An advisory group was established to guide the Lab's financial product design and consider what other products were needed. It includes stakeholders from local and national finance institutions, pension funds and academia, joining technical complexity with municipal accountability and legitimacy.

The Lab draws on Bristol's legacy of innovation in civic finance, including the Bristol City Leap £1 billion decarbonisation partnership and the associated Community Energy Fund, which has already raised around £1.5 million to support community projects.

What were the key drivers of the initiative?
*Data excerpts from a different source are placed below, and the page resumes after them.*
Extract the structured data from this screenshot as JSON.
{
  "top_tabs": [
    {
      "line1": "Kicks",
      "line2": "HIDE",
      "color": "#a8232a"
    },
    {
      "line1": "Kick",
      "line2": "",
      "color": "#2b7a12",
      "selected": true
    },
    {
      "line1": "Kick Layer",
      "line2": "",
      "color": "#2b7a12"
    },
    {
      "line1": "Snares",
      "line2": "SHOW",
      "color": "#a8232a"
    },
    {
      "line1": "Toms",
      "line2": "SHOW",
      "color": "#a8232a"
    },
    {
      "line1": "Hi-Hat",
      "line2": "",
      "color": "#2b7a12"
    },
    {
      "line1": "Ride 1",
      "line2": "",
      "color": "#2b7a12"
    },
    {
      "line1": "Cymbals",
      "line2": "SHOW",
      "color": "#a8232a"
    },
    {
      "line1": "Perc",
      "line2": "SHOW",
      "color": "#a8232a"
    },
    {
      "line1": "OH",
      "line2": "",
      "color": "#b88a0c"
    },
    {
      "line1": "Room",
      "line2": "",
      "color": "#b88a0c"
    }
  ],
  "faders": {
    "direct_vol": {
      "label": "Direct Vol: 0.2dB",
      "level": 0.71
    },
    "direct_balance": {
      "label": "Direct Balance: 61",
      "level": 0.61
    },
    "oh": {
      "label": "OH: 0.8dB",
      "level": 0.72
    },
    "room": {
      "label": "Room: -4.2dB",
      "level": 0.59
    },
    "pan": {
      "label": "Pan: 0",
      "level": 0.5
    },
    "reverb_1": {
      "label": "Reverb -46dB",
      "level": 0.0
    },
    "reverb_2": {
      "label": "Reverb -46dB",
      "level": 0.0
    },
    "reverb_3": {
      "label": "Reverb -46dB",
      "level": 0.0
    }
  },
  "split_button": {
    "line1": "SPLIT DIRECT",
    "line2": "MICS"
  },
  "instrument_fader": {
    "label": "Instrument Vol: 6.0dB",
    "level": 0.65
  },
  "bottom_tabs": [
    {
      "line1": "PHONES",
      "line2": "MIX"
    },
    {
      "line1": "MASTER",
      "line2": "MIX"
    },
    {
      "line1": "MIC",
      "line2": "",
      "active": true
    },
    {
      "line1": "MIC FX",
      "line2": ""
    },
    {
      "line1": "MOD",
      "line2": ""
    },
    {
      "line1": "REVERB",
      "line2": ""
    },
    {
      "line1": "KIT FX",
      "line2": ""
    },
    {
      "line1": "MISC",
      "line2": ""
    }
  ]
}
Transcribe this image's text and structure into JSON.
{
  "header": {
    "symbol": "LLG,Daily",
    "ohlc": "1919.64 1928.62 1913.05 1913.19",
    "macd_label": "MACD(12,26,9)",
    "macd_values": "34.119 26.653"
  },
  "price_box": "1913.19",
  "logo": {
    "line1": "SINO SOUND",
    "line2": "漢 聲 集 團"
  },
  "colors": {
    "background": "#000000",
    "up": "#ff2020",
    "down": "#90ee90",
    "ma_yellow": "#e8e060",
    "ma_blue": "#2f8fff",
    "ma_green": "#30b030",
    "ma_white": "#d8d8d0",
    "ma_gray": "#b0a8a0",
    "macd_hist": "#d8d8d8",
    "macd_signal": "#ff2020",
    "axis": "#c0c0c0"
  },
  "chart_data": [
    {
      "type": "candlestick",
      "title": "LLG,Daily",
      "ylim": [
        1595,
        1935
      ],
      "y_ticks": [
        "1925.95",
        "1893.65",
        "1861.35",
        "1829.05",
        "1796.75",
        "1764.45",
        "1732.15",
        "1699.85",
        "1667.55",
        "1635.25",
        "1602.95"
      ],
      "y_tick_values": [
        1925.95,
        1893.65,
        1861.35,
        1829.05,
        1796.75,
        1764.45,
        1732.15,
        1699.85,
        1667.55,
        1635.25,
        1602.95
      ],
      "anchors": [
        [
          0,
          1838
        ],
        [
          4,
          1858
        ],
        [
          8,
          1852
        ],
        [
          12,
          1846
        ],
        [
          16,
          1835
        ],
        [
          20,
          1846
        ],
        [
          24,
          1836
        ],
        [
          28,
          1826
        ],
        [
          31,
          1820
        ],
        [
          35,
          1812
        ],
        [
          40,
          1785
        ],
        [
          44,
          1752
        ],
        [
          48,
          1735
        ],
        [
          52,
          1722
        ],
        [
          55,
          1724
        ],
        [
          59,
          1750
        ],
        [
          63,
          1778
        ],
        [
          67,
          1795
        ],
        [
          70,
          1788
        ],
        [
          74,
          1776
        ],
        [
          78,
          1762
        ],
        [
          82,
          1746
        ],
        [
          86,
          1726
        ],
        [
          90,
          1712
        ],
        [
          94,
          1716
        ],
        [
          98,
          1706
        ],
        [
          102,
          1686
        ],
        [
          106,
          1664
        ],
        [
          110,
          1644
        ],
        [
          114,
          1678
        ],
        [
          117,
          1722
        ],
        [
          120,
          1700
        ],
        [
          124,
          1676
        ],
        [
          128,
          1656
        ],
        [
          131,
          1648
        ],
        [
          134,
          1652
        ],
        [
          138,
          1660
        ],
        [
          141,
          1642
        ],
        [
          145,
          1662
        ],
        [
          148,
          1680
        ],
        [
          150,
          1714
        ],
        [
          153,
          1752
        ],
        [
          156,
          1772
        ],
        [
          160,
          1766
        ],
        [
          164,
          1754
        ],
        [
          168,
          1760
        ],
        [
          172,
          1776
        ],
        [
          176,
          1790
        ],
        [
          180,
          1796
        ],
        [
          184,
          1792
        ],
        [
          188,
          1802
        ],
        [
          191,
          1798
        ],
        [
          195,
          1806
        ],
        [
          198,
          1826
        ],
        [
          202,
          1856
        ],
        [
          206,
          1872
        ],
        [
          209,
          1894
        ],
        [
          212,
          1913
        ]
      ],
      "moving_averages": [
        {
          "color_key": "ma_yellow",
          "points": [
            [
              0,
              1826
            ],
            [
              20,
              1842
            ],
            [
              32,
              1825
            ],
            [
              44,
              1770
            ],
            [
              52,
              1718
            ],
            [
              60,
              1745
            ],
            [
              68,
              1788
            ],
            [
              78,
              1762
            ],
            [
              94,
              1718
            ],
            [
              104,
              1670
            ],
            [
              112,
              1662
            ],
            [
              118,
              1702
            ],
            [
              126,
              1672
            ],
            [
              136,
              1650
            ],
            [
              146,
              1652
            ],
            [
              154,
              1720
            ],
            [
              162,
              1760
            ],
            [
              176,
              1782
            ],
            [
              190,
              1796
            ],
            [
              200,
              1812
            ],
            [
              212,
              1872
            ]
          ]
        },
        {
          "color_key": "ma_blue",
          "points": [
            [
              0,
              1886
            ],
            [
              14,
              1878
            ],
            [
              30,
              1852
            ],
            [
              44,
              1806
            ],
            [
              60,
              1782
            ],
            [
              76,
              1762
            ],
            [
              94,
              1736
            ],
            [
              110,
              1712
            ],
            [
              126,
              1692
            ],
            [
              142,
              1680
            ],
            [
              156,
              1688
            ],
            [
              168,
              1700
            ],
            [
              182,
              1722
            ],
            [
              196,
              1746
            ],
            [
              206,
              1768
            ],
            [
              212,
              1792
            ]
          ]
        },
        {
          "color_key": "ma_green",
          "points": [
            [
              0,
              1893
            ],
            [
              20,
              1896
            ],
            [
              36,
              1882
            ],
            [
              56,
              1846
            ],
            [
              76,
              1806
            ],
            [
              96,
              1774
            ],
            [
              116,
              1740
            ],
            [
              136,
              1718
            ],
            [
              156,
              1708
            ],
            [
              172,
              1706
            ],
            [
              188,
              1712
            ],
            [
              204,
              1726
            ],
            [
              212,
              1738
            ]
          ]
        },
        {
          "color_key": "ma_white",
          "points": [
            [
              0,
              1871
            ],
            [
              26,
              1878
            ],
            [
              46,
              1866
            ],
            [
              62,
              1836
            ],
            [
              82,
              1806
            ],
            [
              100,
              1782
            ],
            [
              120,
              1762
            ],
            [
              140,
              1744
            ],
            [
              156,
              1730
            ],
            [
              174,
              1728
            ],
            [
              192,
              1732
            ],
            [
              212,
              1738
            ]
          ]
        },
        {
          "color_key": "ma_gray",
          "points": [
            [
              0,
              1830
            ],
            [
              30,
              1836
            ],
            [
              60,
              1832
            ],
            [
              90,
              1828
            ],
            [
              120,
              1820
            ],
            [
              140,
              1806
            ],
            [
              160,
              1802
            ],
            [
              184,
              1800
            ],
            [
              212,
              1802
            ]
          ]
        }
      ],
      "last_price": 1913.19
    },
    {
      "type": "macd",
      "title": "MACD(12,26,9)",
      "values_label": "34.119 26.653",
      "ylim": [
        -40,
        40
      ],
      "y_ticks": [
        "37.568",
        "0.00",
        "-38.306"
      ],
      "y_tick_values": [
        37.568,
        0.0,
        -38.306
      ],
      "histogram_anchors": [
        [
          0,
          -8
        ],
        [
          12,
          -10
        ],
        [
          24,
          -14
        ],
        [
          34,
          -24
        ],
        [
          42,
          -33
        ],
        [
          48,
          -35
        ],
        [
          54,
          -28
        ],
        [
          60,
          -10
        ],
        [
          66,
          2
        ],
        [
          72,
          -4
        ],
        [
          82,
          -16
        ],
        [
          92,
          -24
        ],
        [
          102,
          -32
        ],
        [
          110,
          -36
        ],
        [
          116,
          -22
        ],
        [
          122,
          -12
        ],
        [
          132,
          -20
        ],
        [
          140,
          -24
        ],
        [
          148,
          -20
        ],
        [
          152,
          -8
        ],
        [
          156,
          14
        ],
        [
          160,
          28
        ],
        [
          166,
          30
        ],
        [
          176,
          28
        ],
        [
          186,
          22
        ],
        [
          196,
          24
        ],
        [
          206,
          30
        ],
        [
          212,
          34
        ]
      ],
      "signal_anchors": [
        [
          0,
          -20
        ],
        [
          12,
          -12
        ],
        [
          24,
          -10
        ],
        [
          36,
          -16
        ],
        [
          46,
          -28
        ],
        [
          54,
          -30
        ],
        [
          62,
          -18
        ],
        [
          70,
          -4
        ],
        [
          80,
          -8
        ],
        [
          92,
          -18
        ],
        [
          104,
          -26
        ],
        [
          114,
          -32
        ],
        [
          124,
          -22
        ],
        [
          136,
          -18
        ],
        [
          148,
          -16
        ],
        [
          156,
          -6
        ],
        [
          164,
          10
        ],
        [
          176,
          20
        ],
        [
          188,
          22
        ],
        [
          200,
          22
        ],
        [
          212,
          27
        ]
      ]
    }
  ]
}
  • A clear strategic mandate: Bristol's One City Climate Strategy and Just Transition Declaration provide high-level direction and legitimacy for the Lab's focus.
  • Political endorsement and governance reform: The Bristol Climate Action Investment had strong cross-party political support but required an amendment to the Council's Treasury Management Strategy to enable the city to deploy and use new finance methods.
  • Established foundations in climate finance: Prior initiatives, such as Bristol City Leap and Abundance-issued community municipal investments, offered tested models and investor confidence.
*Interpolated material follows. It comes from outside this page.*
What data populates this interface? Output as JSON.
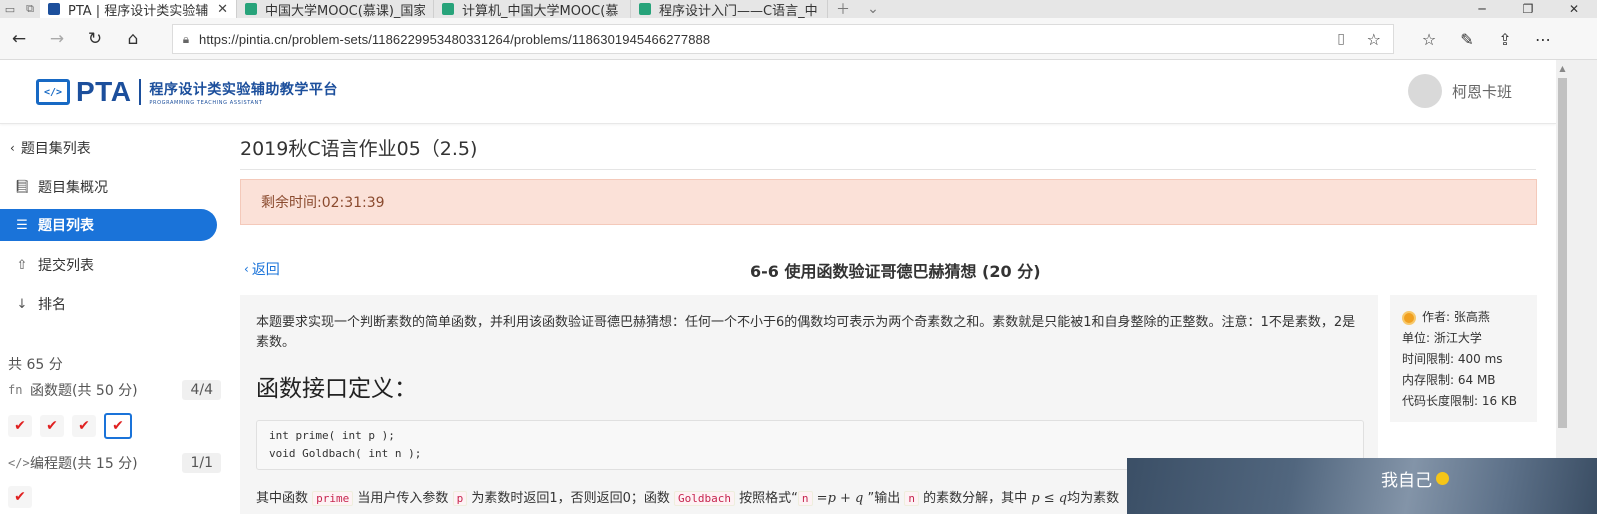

What were the challenges and barriers?

  • The complexity of financial innovation: Designing investment products that satisfy community priorities, financial regulations, and risk-return thresholds requires resources to be set aside for inclusive design, utilising diverse and professional expertise. The co-creation of the Bristol Climate Action Investment with a broader group of stakeholders, including community members, ensured alignment with local needs and helped define social value beyond carbon metrics.
  • Capacity and bandwidth: Municipal teams must prioritise managing investor relations, community engagement, and legal compliance alongside core service delivery. Additionally, it should be anticipated that election cycles may affect the timeline for product approvals and launch windows.
  • Developing others' capacity: A review of 300 local projects identified only about 30 as potentially investable, underlining the need for capacity-building among project developers and more blended finance tools. Future efforts must focus on providing technical assistance, building capacity within organisations to achieve equitable participation, and establishing matchmaking platforms.

Potential for Replication

Bristol's Lab offers replicable finance methods and early but concrete lessons for other cities seeking to develop their own local climate finance ecosystems:

  • Cities can design and deploy multi-instrument finance systems, using advisory groups and internal reform to take a more strategic role in directing capital.
  • Strategic alliances with professional organisations and cross-team collaboration are key to success. A shared language and practice between finance, planning, legal, energy, and climate professionals increases agility and decision-making quality.
  • Civic finance is viable when products are co-designed and tailored to public understanding and values, employing transparency and consistent communication.

Bristol's experience demonstrates that even without devolved fiscal powers, local authorities can act as stewards of investment by establishing the governance structures, relationships, and instruments necessary to align resources with their mission.